Meski begitu, Konselor Psikologi Biro Psikologi Tazkia UIN Salatiga ini mengungkapkan, ada kemungkinan dampak negatif dari pendidikan militer barak yaitu anak-anak menjadi patuh karena takut, bukan karena kesadaran.


Kemudian perubahan mereka hanya bertahan di lingkungan terkontrol. Apabila mereka kembali ke lingkungan semula, mereka dikhawatirkan akan kembali ke pola karakter lama.


Ia menilai, pendidikan militer ala barak ini posisinya bukan untuk mengganti peran guru Bimbingan Konseling (BK).


Menurutnya, kebijakan ini muncul karena respons atas keadaan darurat dari kondisi anak-anak remaja yang mencerminkan kelemahan dalam sistem pendidikan di Indonesia. Salah satunya lemahnya dukungan dan sumber daya guru BK.
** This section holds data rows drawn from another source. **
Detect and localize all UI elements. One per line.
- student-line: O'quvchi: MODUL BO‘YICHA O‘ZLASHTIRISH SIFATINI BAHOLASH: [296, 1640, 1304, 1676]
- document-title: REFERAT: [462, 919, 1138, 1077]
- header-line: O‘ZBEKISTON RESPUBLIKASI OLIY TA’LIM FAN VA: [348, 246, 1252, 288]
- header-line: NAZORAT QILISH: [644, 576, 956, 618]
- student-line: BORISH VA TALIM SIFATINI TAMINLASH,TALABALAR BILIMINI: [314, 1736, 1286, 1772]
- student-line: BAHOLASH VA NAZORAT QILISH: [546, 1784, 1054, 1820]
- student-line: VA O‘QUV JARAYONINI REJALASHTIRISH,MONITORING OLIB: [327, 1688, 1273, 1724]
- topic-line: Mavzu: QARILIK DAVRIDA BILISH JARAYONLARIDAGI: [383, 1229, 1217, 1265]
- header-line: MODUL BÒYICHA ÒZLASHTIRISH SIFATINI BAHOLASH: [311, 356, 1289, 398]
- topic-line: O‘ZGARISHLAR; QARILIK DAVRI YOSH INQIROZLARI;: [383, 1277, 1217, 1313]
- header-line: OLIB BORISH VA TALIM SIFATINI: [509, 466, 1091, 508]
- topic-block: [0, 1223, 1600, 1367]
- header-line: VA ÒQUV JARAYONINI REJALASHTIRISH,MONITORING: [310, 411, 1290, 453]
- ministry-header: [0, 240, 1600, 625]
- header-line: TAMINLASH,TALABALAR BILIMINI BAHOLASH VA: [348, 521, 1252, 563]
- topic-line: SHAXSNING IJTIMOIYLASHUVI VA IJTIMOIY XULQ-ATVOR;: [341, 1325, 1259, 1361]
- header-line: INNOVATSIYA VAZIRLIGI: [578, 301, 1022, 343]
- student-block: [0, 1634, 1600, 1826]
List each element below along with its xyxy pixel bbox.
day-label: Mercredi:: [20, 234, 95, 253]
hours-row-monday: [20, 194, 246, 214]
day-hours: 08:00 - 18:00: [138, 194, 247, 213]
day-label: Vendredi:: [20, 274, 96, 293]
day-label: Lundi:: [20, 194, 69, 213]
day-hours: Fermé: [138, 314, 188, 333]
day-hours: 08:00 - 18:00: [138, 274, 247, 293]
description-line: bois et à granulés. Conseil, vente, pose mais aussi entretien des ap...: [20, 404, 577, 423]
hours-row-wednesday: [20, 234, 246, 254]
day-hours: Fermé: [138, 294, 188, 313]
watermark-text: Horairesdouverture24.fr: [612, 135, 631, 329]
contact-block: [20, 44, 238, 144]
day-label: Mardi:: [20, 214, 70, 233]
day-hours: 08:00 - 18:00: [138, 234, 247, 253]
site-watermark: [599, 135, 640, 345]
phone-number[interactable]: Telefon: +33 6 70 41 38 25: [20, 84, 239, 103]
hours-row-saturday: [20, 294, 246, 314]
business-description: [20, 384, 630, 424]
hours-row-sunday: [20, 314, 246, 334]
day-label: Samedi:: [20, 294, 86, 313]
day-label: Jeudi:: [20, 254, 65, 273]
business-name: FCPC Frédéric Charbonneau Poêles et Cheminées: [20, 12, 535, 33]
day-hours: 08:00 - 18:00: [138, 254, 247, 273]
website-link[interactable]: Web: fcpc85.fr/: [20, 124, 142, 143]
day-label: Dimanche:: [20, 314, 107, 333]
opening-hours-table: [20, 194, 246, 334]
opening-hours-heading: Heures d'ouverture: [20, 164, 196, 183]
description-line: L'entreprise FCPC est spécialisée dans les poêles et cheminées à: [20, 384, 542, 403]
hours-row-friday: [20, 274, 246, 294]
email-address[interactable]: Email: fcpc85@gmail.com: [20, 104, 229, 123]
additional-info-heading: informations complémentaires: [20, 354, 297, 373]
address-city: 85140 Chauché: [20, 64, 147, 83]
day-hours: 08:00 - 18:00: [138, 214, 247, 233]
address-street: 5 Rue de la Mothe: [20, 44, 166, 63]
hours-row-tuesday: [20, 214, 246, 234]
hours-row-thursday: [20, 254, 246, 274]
“Peran BK bersifat preventif dan rehabilitatif dengan pendekatan psikologis yang tidak bisa digantikan oleh pendekatan militer yang lebih menekankan kedisiplinan fisik. Maka kebijakan ini sebaiknya dilihat sebagai pelengkap, bukan pengganti dan harus tetap melibatkan tenaga profesional dalam pendidikan dan kesehatan mental anak,” paparnya.